Relationship help can come in many forms. The trick to finding the help that will work for your relationship is discovering what works for the individuals involved. The truth is most problems are created by internal friction, but the friction may come from external sources such as work, school, children and life in general.
If a person is experiencing stress in their work life, it often does not cease when they walk out the office door. Instead, like porters at the airport, we are reduced to transporting our baggage without a trolley. When the baggage begins to overwhelm one or both, the relationship can suffer and need help.
Needing help in a relationship doesn’t mean you are on the verge of a divorce or separation. It doesn’t mean you are a bad partner. Instead it recognizes that relationships are comprised of people and that people are a sum of all their experiences and that is what they bring to the relationship.
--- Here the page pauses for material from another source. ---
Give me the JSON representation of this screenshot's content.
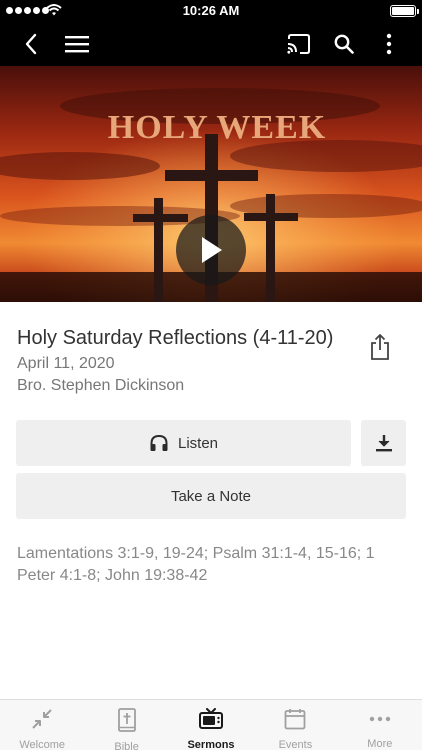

The best relationship help a couple can offer each other is to never stop talking and to never run out of time for each other. It ma sound easier on paper than it does in reality when working overtime, family obligations and even school can bite huge chunks of time away leaving a person drained and exhausted when they finally do come home.
If this is happening, talk to your significant other. No one wants to be ignored and if they don’t know what’s going on they may start to feel like they always come second. Emotions are a hard thing to logically organize at times. But by communicating, you let them know you are not forgetting them. Another relationship help tip is to make time. This isn’t as difficult as it sounds, because if you take a huge problem and chunk it into manageable portions, anything is possible.
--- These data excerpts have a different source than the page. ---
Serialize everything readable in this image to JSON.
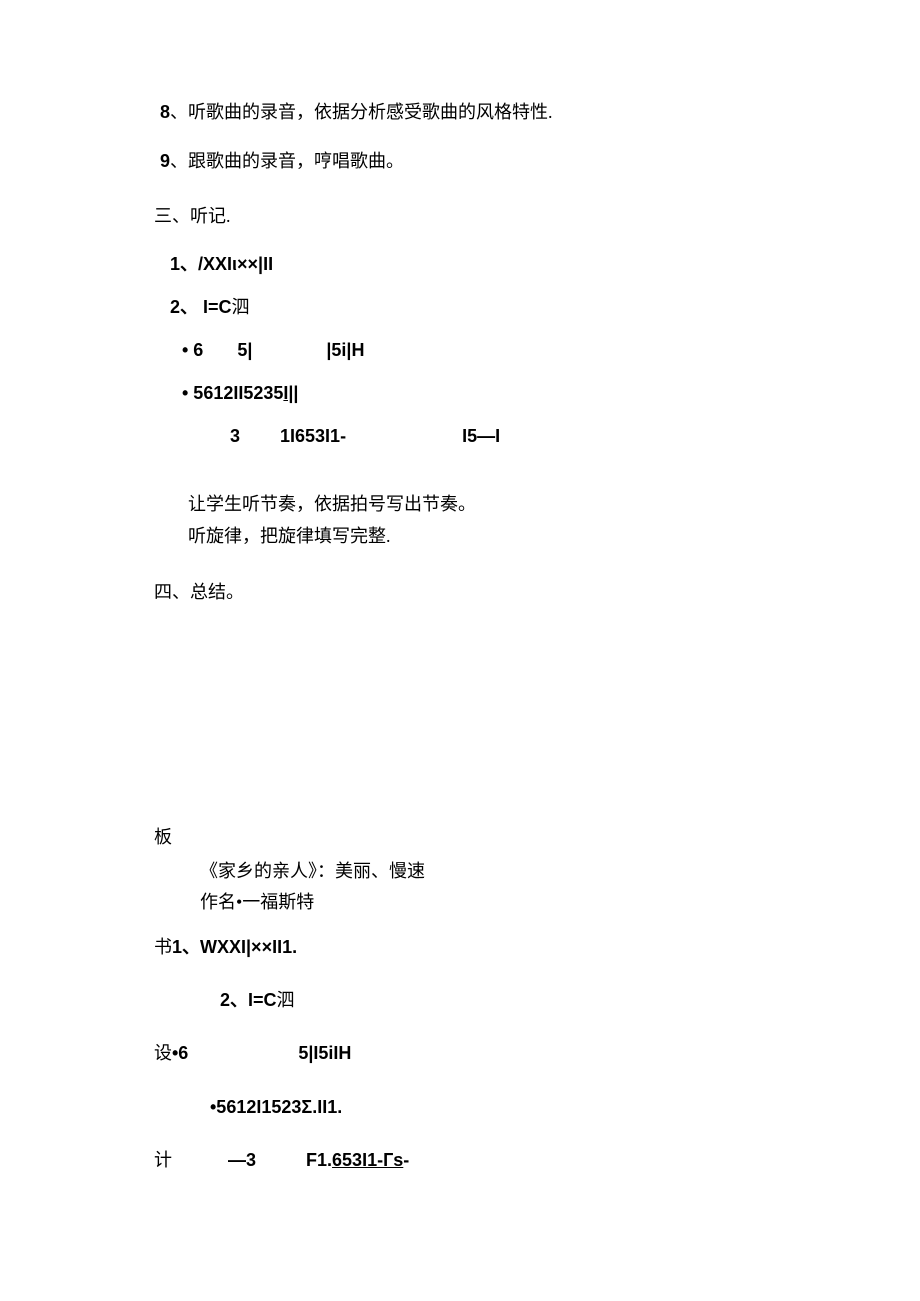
{
  "items": {
    "item8_num": "8",
    "item8_text": "、听歌曲的录音，依据分析感受歌曲的风格特性.",
    "item9_num": "9",
    "item9_text": "、跟歌曲的录音，哼唱歌曲。"
  },
  "section3": {
    "title": "三、听记.",
    "li1_num": "1",
    "li1_text": "、/XXIι××|II",
    "li2_num": "2",
    "li2_text": "、 I=C",
    "li2_suffix": "泗",
    "bullet1_a": "•    6",
    "bullet1_b": "5|",
    "bullet1_c": "|5i|H",
    "bullet2_a": "•    5612II5235",
    "bullet2_b": "I||",
    "deep_a": "3",
    "deep_b": "1I653I1-",
    "deep_c": "I5—I",
    "para1": "让学生听节奏，依据拍号写出节奏。",
    "para2": "听旋律，把旋律填写完整."
  },
  "section4": {
    "title": "四、总结。"
  },
  "board": {
    "ban": "板",
    "title": "《家乡的亲人》：美丽、慢速",
    "author": "作名•一福斯特",
    "shu": "书",
    "item1_num": "1",
    "item1_text": "、WXXI|××II1.",
    "item2_a": "2、I=C",
    "item2_b": "泗",
    "she": "设",
    "item3_a": "•6",
    "item3_b": "5|I5iIH",
    "item3b": "•5612I1523Σ.II1.",
    "ji": "计",
    "item4_a": "—3",
    "item4_b": "F1.",
    "item4_c": "653I1-Гs",
    "item4_d": "-"
  }
}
Imagine you are a person who commutes to work. You leave very early and the morning and don’t return until well after dark. Maybe you have classes some nights after work or you have kids and you go to their events. Of course there’s the occasional evening out with the folks from the office. Once you are home, there’s always something that needs to be done whether it’s the lawn mowed, a load of laundry, a meal to prepare or worse – the bills to be sorted through.
It’s easier in all of these to think your partner understands and won’t mind if you don’t feel up to watching a movie, talking, going out or doing much of anything. The assumption works a few times, but when it becomes a pattern, even the other adult in the relationship will feel slighted. Imagine that you are doing all of the above and so is your partner – you are likely to start feeling neglected too.
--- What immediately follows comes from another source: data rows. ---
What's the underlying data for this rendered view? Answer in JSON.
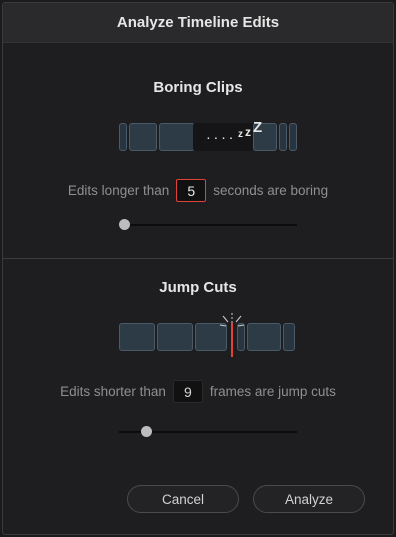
{
  "dialog": {
    "title": "Analyze Timeline Edits"
  },
  "boring": {
    "title": "Boring Clips",
    "zzz_dots": ". . . . ",
    "zzz_letters": [
      "z",
      "z",
      "Z"
    ],
    "prefix": "Edits longer than",
    "value": "5",
    "suffix": "seconds are boring",
    "slider_level": 0.0
  },
  "jump": {
    "title": "Jump Cuts",
    "prefix": "Edits shorter than",
    "value": "9",
    "suffix": "frames are jump cuts",
    "slider_level": 0.13
  },
  "buttons": {
    "cancel": "Cancel",
    "analyze": "Analyze"
  },
  "colors": {
    "accent_red": "#e0413a",
    "clip_fill": "#2d3b47",
    "background": "#1e1e20"
  },
  "icons": {
    "boring_marker": "sleep-zzz-icon",
    "jump_marker": "cut-spark-icon"
  }
}
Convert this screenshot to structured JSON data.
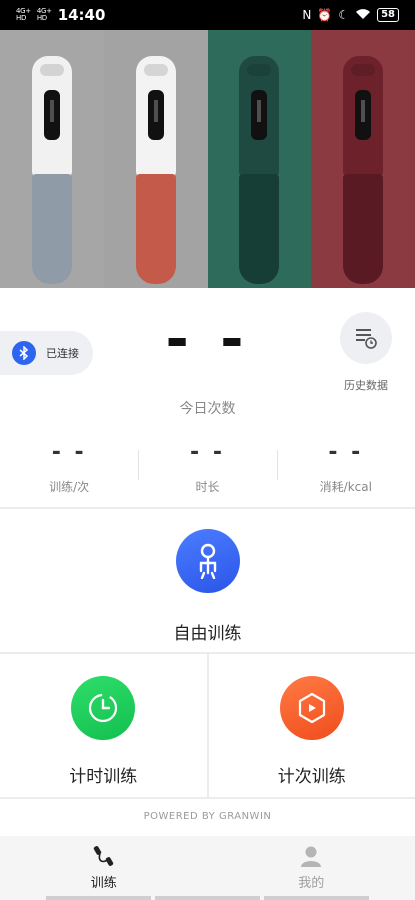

This is a danger zone for relationships, they are strong enough to be taken for granted which is a perverse sort of compliment and yet they will start to fracture into small resentments from the same stress if it never relents. So help your own relationship by never closing the door on talking. Set aside one night a week that’s just for you and your partner – if you need a babysitter, make arrangements ahead of time. Make sure that one evening is spent on each other and not splitting hairs over bills or chores. Make sure you are taking good care of yourself, because if you help yourself, your relationship is helped by what you bring to it.